Esto no es algo que entienda el corrector de galeradas, ese galeote a mitad de camino entre el demiurgo y el enfermo obsesivo, ese censor adjetivado. Para él, las frases tienen el orden prusiano que marcan la gramática y la filología. Su escudo es el diccionario y su lanza el lápiz de colores, no ese otro lápiz artesano del carpintero, sino el que gatea sobre las oraciones para dejar su micción en medio de una frase, como el animal que señala su territorio de caza.
Con precisión de entomólogo, el corrector diseca el discurso vivo del artista para que el escritor, si no está en su mano poder evitarlo, sucumba bajo la férula impenitente del desconocido primer crítico con que se topa su trabajo. La ley de la ergástula del filólogo oprime al lenguaje con la pretensión de sacar de su dolor alguna claridad Algo que sería absurdo si lo hiciera el restaurador sobre el lienzo del artista, se le permite al corrector de pruebas: quebrar el estilo para volver romo el estilete.

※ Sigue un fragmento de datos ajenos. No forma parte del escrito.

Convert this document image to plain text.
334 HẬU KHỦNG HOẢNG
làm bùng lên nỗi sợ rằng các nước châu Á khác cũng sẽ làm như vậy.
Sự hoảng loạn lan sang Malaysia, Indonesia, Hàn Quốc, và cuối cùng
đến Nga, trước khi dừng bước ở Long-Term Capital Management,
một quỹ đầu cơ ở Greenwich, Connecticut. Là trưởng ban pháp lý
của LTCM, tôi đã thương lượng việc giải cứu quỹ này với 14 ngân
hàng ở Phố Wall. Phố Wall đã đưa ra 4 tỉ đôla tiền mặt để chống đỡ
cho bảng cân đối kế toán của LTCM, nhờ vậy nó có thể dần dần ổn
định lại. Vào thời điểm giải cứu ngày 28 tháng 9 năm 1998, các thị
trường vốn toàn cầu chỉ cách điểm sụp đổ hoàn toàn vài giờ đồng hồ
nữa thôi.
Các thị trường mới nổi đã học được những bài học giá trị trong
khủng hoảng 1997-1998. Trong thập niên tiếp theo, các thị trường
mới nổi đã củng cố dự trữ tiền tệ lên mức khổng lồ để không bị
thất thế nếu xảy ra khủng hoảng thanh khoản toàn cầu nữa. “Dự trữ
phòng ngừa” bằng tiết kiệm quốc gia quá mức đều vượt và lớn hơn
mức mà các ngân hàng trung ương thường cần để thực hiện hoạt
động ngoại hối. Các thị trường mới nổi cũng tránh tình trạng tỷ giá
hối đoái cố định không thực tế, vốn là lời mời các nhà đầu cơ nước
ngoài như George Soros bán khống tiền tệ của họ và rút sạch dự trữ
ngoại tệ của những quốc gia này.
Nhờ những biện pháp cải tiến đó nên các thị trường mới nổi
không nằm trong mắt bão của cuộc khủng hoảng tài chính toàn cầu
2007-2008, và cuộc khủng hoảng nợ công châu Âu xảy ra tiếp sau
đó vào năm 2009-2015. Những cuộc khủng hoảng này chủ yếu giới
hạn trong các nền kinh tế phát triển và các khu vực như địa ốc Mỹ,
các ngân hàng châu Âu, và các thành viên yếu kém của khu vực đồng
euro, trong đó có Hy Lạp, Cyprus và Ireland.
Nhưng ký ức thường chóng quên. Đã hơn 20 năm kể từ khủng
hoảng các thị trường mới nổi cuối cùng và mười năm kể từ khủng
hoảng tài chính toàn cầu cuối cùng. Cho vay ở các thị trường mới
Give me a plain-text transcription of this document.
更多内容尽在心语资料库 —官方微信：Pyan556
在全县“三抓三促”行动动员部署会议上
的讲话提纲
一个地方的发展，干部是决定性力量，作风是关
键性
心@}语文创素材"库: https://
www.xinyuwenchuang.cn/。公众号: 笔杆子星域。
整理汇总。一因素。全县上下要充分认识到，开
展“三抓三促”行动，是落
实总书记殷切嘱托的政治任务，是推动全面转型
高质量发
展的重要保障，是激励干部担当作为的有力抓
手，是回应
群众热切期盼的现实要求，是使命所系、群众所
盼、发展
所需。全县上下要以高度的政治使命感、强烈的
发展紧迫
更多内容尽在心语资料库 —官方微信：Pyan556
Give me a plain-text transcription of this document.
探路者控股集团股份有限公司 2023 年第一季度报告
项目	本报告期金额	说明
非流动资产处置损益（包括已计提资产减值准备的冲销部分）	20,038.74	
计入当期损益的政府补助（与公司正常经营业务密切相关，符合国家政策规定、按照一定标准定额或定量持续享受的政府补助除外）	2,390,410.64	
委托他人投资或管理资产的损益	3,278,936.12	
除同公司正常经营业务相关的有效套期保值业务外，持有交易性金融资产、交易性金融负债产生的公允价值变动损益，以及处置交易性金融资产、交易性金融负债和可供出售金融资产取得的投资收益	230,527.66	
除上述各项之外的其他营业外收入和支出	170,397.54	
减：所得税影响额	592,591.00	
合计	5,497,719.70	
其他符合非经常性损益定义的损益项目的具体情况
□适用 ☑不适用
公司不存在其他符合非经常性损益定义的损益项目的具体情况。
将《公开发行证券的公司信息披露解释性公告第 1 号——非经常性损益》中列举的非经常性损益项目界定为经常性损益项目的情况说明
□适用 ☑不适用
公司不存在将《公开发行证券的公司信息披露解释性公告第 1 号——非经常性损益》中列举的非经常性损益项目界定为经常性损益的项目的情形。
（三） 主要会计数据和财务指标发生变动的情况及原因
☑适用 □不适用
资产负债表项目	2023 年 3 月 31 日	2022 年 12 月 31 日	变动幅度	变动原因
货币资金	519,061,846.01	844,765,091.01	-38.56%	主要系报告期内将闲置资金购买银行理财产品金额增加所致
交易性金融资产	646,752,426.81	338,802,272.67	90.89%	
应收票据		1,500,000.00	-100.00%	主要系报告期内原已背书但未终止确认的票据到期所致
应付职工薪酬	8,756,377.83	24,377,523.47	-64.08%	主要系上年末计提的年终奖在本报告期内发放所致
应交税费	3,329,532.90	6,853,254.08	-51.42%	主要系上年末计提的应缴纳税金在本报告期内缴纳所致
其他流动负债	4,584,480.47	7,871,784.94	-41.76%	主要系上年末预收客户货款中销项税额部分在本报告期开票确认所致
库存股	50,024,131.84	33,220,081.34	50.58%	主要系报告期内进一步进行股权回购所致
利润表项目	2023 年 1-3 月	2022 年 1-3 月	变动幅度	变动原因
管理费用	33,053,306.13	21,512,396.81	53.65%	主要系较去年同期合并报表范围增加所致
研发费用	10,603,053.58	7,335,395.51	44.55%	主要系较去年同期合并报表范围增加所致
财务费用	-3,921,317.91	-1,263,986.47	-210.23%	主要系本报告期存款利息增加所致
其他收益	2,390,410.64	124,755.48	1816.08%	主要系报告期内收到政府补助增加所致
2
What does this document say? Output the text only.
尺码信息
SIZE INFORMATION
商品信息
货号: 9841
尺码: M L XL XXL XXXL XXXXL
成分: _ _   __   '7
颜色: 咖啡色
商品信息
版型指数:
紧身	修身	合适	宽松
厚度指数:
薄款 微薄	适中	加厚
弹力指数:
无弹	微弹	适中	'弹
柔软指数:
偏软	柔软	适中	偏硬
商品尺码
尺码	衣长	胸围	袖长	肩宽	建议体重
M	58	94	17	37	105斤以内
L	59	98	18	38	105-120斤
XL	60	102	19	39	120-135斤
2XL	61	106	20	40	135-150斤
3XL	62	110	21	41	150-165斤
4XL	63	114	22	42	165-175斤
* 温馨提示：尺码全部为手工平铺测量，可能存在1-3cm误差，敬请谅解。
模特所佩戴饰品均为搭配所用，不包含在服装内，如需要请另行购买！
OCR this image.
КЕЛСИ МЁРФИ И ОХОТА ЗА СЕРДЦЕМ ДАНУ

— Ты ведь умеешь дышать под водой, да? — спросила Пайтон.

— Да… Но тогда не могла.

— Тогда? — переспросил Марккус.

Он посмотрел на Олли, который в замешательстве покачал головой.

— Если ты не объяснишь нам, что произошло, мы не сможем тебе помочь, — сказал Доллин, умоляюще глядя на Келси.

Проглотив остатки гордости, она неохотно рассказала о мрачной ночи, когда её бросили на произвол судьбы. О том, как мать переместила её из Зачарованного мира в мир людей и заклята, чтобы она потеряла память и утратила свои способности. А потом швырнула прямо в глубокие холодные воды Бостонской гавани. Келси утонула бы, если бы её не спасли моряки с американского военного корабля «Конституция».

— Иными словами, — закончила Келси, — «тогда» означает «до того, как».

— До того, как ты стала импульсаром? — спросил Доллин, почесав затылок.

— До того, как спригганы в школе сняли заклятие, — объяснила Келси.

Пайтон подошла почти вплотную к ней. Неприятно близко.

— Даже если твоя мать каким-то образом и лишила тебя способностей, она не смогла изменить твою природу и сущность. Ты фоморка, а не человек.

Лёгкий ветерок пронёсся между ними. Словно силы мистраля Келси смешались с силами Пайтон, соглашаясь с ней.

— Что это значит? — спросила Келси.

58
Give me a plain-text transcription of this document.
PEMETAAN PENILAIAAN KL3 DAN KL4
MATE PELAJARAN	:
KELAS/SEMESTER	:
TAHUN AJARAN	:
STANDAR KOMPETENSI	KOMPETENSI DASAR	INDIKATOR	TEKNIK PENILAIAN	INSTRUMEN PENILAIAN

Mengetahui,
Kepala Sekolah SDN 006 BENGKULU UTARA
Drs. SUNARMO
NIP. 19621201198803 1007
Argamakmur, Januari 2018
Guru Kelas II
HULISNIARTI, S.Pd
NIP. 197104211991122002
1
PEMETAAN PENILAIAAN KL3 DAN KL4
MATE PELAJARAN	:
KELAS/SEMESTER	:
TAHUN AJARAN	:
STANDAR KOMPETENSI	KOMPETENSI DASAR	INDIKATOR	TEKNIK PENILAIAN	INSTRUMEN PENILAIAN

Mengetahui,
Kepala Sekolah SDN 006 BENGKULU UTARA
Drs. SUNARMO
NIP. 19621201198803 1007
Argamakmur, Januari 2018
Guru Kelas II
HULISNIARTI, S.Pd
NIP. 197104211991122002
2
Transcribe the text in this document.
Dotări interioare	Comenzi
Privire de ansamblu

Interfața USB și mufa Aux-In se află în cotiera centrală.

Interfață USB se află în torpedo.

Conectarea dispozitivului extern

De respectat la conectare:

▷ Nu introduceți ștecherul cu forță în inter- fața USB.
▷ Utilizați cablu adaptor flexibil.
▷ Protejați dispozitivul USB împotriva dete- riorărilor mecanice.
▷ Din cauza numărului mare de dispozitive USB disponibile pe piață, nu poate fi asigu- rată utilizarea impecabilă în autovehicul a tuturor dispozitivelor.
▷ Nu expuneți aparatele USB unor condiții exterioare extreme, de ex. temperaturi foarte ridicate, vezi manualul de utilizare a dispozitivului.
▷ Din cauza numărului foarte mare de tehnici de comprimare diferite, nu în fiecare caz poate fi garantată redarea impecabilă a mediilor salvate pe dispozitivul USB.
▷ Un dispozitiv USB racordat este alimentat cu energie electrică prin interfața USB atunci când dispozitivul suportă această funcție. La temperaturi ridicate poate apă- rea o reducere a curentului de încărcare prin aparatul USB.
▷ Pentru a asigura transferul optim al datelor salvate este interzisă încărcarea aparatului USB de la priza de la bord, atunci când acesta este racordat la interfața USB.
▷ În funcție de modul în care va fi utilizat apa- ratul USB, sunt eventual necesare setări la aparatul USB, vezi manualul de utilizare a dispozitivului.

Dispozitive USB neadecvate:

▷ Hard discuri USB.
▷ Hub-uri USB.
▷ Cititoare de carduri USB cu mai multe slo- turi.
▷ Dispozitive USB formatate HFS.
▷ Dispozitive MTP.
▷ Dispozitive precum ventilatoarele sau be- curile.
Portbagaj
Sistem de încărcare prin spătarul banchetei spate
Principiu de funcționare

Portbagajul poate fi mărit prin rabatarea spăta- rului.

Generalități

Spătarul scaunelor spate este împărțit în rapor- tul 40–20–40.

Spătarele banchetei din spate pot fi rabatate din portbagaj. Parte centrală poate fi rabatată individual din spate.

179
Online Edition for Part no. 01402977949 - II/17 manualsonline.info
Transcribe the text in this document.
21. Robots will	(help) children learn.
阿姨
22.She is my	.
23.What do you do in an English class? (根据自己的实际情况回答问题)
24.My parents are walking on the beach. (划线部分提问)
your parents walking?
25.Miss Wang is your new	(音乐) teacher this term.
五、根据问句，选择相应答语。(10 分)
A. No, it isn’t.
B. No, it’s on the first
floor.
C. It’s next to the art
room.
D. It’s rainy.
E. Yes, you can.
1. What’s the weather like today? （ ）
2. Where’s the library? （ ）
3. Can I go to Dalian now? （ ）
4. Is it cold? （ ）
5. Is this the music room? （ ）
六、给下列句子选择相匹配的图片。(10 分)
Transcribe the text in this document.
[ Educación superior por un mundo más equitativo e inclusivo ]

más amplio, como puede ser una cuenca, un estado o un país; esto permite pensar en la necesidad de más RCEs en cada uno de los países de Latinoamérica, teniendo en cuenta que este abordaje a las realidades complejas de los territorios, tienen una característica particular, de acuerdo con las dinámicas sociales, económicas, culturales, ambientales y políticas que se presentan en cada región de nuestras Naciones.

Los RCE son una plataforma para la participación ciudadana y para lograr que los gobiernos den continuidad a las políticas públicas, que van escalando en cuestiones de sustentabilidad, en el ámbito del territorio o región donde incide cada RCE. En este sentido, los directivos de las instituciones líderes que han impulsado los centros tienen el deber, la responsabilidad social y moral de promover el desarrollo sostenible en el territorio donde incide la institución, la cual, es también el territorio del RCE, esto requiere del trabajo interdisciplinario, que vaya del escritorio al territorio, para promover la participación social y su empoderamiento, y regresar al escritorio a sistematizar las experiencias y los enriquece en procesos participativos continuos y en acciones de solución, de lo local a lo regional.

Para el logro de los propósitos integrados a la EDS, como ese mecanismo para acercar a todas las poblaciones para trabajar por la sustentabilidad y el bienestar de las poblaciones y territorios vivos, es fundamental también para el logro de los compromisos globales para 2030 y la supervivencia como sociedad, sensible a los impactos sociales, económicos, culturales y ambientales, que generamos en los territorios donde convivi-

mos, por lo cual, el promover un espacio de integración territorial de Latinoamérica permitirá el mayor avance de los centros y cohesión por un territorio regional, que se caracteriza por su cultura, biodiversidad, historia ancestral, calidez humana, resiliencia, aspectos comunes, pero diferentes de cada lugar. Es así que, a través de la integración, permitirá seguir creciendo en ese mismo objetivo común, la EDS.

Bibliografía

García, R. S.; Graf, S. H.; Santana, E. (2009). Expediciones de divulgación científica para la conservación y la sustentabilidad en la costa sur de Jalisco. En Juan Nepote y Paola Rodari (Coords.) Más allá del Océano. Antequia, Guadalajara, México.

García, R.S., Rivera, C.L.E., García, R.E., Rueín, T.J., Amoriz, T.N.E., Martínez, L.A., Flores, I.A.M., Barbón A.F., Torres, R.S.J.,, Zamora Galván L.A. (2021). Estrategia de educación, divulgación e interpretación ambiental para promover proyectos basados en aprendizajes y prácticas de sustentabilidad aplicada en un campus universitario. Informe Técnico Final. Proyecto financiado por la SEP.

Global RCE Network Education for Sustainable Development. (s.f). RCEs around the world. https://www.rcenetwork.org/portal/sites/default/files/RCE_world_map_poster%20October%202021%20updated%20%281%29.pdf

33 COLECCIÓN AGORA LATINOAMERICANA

Escribir como se habla. Esto es cierto cuando se habla con corrección y claridad, pero revela presunción cuando uno desconoce cómo se habla y se deja llevar por el exceso.
De manera que, para escribir, hemos de aguzar el oído y atender al aire misterioso de los ritmos y las cadencias, como el cazador atiende a la presa fulminante que salta veloz entre las zarzas.
Escribir es un acto de inteligencia...auditiva.